The dose of atorvastatin used in this study has been shown to reduce ischemic cell damage and does not significantly alter the mean arterial blood pressure and total cholesterol levels after stroke in the rat (Zhang et al, 2005). Administration of atorvastatin 20 mg/kg once daily for 20 days does not induce toxicity in rats (Black et al, 1999). Clinical data suggest that a high dose of atorvastatin is more effective in reducing inflammatory reaction than a low dose in patients with acute coronary syndromes or diabetes (Kinlay et al, 2003; van de Ree et al, 2003). Therefore, adjuvant treatment with atorvastatin may be a valuable approach to extend the therapeutic time window of tPA for the treatment of stroke. Although statins are a class of drugs that exert vasoprotective effects after stroke, different statins may have different noncholesterol effects (Rosenson and Tangney, 1998; Turner et al, 2007).

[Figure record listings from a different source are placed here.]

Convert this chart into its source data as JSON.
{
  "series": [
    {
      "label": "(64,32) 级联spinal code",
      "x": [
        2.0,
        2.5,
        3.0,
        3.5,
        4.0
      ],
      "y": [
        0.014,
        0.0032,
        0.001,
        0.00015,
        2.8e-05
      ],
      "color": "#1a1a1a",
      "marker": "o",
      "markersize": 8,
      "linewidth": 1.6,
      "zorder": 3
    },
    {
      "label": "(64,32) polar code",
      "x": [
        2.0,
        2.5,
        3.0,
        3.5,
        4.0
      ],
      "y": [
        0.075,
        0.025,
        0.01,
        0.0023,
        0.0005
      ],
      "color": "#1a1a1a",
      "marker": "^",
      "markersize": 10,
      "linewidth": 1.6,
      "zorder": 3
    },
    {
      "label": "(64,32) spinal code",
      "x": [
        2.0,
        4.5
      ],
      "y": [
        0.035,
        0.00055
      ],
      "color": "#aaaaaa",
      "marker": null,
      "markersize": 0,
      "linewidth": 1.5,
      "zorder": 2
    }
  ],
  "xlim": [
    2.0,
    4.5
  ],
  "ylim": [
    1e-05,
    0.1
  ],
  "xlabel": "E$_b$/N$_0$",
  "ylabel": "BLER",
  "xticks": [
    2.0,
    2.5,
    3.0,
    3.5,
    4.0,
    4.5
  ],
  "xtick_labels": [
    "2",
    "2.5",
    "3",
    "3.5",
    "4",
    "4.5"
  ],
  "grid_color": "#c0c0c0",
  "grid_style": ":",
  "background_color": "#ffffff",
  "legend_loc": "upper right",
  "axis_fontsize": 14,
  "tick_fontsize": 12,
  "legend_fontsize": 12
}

Whether combination of tPA with statins other than atorvastatin will have the same neuroprotective effects observed in this study remains to be determined. Another potential caveat of our study is that the concentration of tPA used in this study is 10-fold higher than the clinical dose. Despite the differences in the fibrinolytic activity between humans and rodents, the relatively high dose of tPA may directly trigger proinflammation and procoagulation of genes in cerebral vasculature, and exert multiple tissue toxic effects. Therefore, our results on tPA-potentiated vascular adverse effects should be interpreted with caution.
In conclusion, adjuvant treatment with atorvastatin increases the therapeutic window for tPA to 6 h after stroke. Neuroprotection of the combination therapy is presumably due to the effect of atorvastatin on thrombolytic efficacy, which leads to cerebral vascular patency and integrity.
Footnotes
The authors declare no conflict of interest.